The 2008 global financial crash brought with it a series of aftereffects that are shaping how different nations face the current pandemic. Austerity politics took a firm hold across Europe and other countries whose economies were hard hit, with governments and financial institutions arguing that they were an unavoidable consequence of the crash. While many corporations bailed out with public money recovered rapidly, public spending continued to be curtailed under the weight of public debt burdens. As unemployment soared, hundreds of thousands of people faced foreclosure and eviction. But austerity was not accepted quietly, it was met with mass mobilizations that demanded a reordering of political priorities to place the needs of ordinary citizens above those of elites. The outcomes of these movements are still unfolding, and their critiques are taking on new relevance as the world reels from the coronavirus pandemic.
In the United States, the Occupy Wall Street movement managed to engender a remarkable 400-plus “occupations” around the country. Although the movement ultimately waned, it established new connections that flowered in movements like Black Lives Matter and the Women’s Marches. The language of Occupy Wall Street, particularly its economic justice frame, also created a shift that destabilized the hegemony of TINA (There Is No Alternative) neoliberal discourse, paving the way for the grassroots fuelled Sanders and Warren campaigns, and for a new generation of young politicians representing marginalized communities in Congress. “Socialism” and the vision of a nurturant state that cared for its citizens began to make inroads into US political discourse, galvanizing a new generation to become politically engaged.
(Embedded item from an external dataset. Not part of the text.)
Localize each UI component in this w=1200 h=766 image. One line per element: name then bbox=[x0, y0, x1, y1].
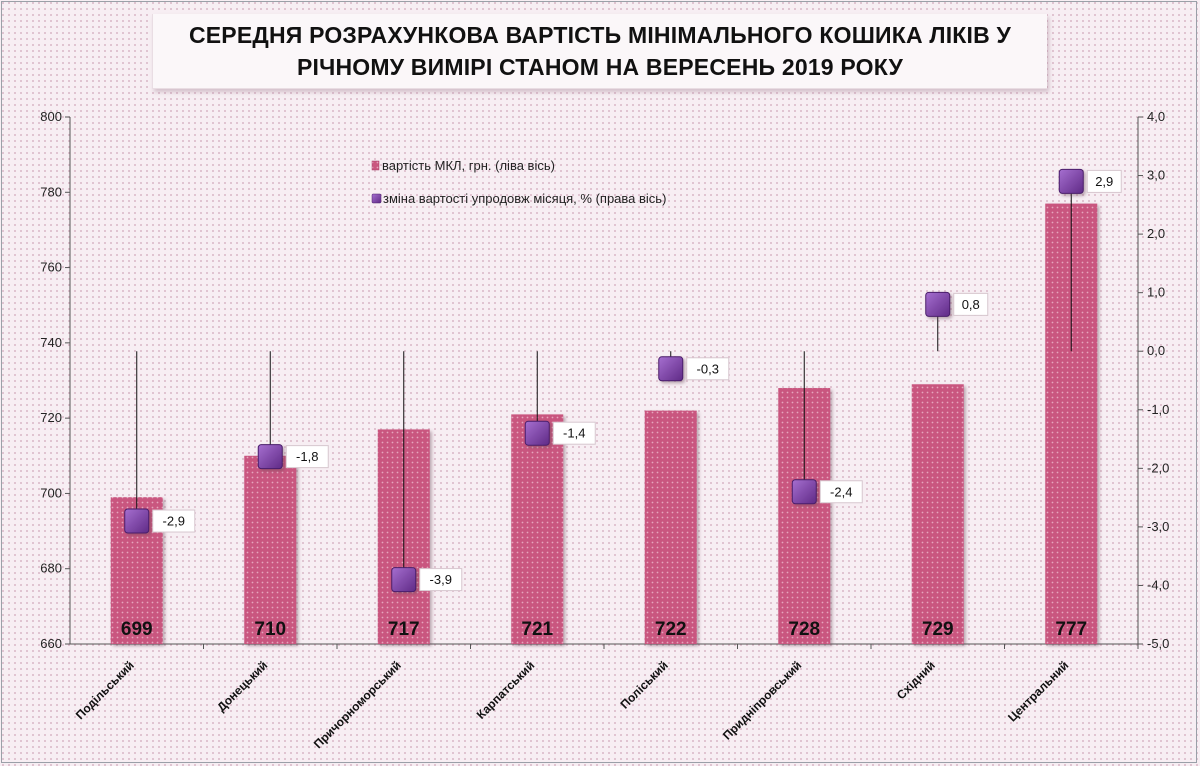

In other countries, like Spain, the 15-M movement had a much greater impact on institutional politics, ultimately leading to the creation of new municipal electoral alliances and new national political parties, like Podemos. These political parties and coalitions sought to translate the movements’ core demands to the institutional arena: an end to austerity and institutionalized corruption; a reinforcement of the social welfare state; and a progressive political agenda. As a result, municipal movements came to power in several of Spain’s major cities in 2015, demonstrating that progressive politics and social welfare provision were compatible with fiscal responsibility and reducing public debt. In 2020, Podemos entered government in the first coalition government of Spain’s post Franco democracy. This brings us to the second crisis, the global COVID-19 pandemic.
How has the 2008 global financial crisis and its after-effects conditioned this moment? The first clear effect is that states that pursued austerity politics and underfunded or privatized public health facilities find themselves unable to adequately deal with the burden caused by the pandemic. Austerity threw greater numbers of people into poverty. Data from the OECD and Credit Suisse shows that wealth inequality has increased significantly since 2008. The poor are the hardest hit by the pandemic, and the least able to practice social distancing and other protective measures, meaning that not only will more of them become infected and die, but this will further the virus’ spread.
In countries like the United States, whose health care provision is based heavily on direct fee and private healthcare, the pandemic has revealed the limitations of this model in a more powerful way than any social movement ever could, and the lessons it offers are tragic and profound. The perversity of states outbidding each other and competing with the federal government for ventilators at a time of national crisis exposes the absurdity of the current system and its unsustainability in times of crisis. The unviability of employer-based health care provision is exposed when mass unemployment meets global pandemic.
In the cold reality of this pandemic, progressive movements continue to push for a paradigm shift, and activists and politicians like Elizabeth Warren and Ayanna Pressly, highlight the matrix of racial and economic injustice that shape the unequal impact of the pandemic on communities. But they lack the institutional power to influence the response of the administration of Donald Trump administration, which is impervious to their demands. As the pandemic advances relentlessly, Trump advocates a scientifically unproven drug for COVID-19 that he has a financial interest in, and his chaotic administration demonstrates its ineptitude in the face of the greatest crisis in decades.
In Spain, we see a very different scenario. While austerity measures have crippled the fight against the virus and the economic consequences of the pandemic are already devastating, the government’s response has been radically different from the response to the previous crisis. The mobilization of the 15–M movement following the 2008 global crash not only paved the way for Podemos to enter government, but pushed the government to adopt a more progressive social welfare agenda. The government is proposing a series of social and economic protective measures, such as guaranteed utilities, 0% microcredits designed to protect the most vulnerable, and a form of Basic Income Support -not as a stop gap measure but as a permanent one- potentially significantly transforming the social welfare state. The deputy prime minister, Podemos’ Pablo Iglesias, defends these measures by invoking the lessons of the last crisis, in which austerity left the most vulnerable bearing the greatest costs.
He can win that argument thanks to the mobilization of the social movements that enabled the birth of Podemos and related municipal coalitions following the 2008 crash. Coronavirus will transform every society on earth in ways we can’t yet begin to imagine. How nations respond to this crisis will not be aleatory, but will depend in great measure on how they responded to the last one.